Here's our first test:

--a select statement that catenates the test name and the case statement
select concat( 
-- the test name
'For every (year, month) there is one and only one (absolute_month): ', 
-- the case statement
   case when 
-- one or more subqueries
-- in this case, an expected value and an actual value 
-- that must be equal for the test to pass
  ( select count(distinct year, month) from month_value) 
  --expected value,
  = ( select count(distinct absolute_month) from cm_absolute_month)  
  -- actual value
  -- the then and else branches of the case statement
  then 'passed' else 'failed' end
  -- close the concat function and terminate the query 
  ); 
  -- test result.

Running that query produces this result: For every (year, month) there is one and only one (absolute_month): passed

As long as there is sufficient test data in month_value, this test works.

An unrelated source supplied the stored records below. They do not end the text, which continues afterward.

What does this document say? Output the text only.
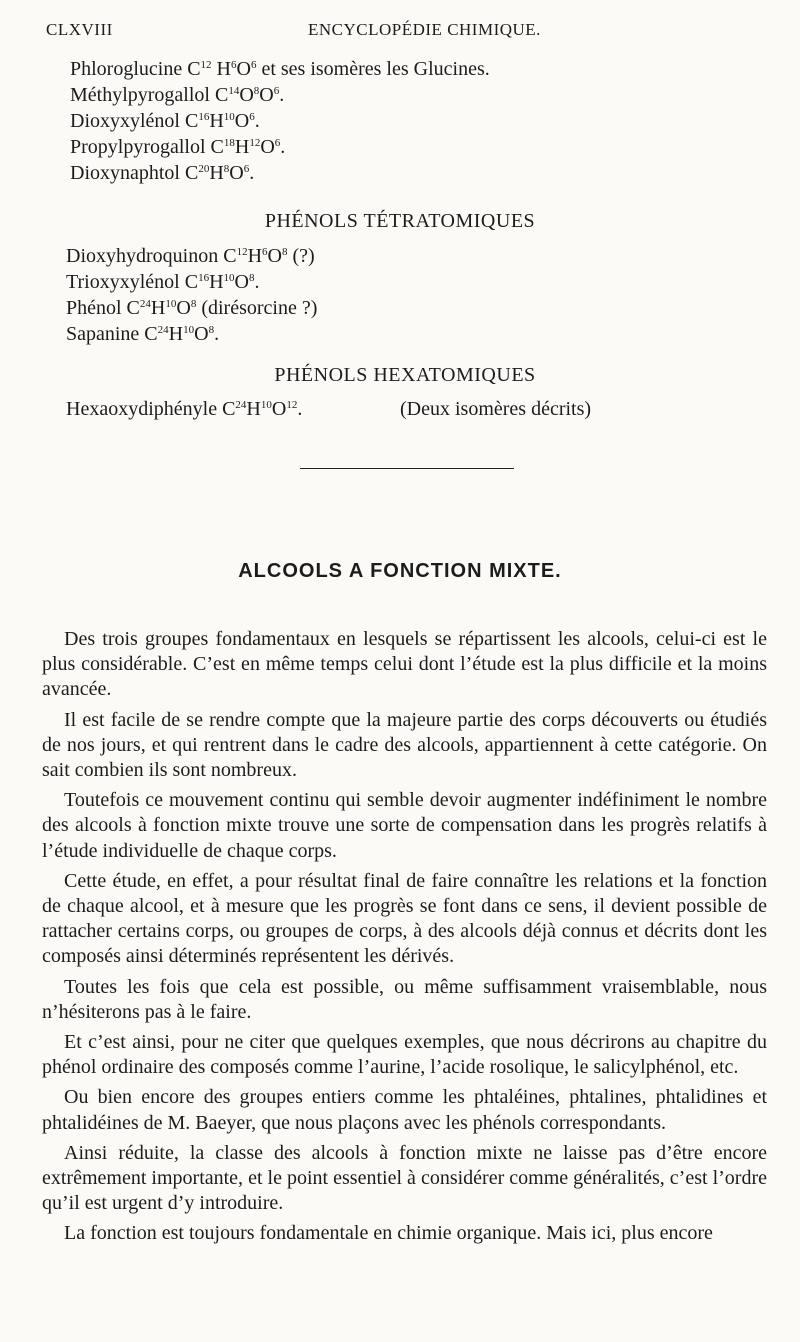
CLXVIII	ENCYCLOPÉDIE CHIMIQUE.
Phloroglucine $C^{12}$ $H^6O^6$ et ses isomères les Glucines.
Méthylpyrogallol $C^{14}O^8O^6$.
Dioxyxylénol $C^{16}H^{10}O^6$.
Propylpyrogallol $C^{18}H^{12}O^6$.
Dioxynaphtol $C^{20}H^8O^6$.
PHÉNOLS TÉTRATOMIQUES
Dioxyhydroquinon $C^{12}H^6O^8$ (?)
Trioxyxylénol $C^{16}H^{10}O^8$.
Phénol $C^{24}H^{10}O^8$ (dirésorcine ?)
Sapanine $C^{24}H^{10}O^8$.
PHÉNOLS HEXATOMIQUES
Hexaoxydiphényle $C^{24}H^{10}O^{12}$.	(Deux isomères décrits)
ALCOOLS A FONCTION MIXTE.

Des trois groupes fondamentaux en lesquels se répartissent les alcools, celui-ci est le plus considérable. C’est en même temps celui dont l’étude est la plus difficile et la moins avancée.

Il est facile de se rendre compte que la majeure partie des corps découverts ou étudiés de nos jours, et qui rentrent dans le cadre des alcools, appartiennent à cette catégorie. On sait combien ils sont nombreux.

Toutefois ce mouvement continu qui semble devoir augmenter indéfiniment le nombre des alcools à fonction mixte trouve une sorte de compensation dans les progrès relatifs à l’étude individuelle de chaque corps.

Cette étude, en effet, a pour résultat final de faire connaître les relations et la fonction de chaque alcool, et à mesure que les progrès se font dans ce sens, il devient possible de rattacher certains corps, ou groupes de corps, à des alcools déjà connus et décrits dont les composés ainsi déterminés représentent les dérivés.

Toutes les fois que cela est possible, ou même suffisamment vraisemblable, nous n’hésiterons pas à le faire.

Et c’est ainsi, pour ne citer que quelques exemples, que nous décrirons au chapitre du phénol ordinaire des composés comme l’aurine, l’acide rosolique, le salicylphénol, etc.

Ou bien encore des groupes entiers comme les phtaléines, phtalines, phtalidines et phtalidéines de M. Baeyer, que nous plaçons avec les phénols correspondants.

Ainsi réduite, la classe des alcools à fonction mixte ne laisse pas d’être encore extrêmement importante, et le point essentiel à considérer comme généralités, c’est l’ordre qu’il est urgent d’y introduire.

La fonction est toujours fondamentale en chimie organique. Mais ici, plus encore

We can add a test for sufficient test data, too:

select concat( 'Sufficient and sufficiently varied month_value test data: ',
   case when 
      ( select count(distinct year, month) from month_value) > 10
  and ( select count(distinct year) from month_value) > 3
  and ... more tests 
  then 'passed' else 'failed' end );

Now let's test it's consecutive:

select concat( '(absolute_month)s are consecutive: ',
case when ( select count(*) from cm_absolute_month a join cm_absolute_month b 
on (     (a.month + 1 = b.month and a.year = b.year) 
      or (a.month = 12 and b.month = 1 and a.year + 1 = b.year) )  
where a.absolute_month + 1 <> b.absolute_month ) = 0 
then 'passed' else 'failed' end );

Now let's put our tests, which are just queries, into a file, and run that script against the database. Indeed, if we store our view definitions in a script (or scripts, I recommend one file per related views) to be run against the database, we can add our tests for each view to the same script, so that the act of (re-) creating our view also runs the view's tests. That way, we both get regression tests when we re-create views, and, when the view creation runs against production, the view will also be tested in production.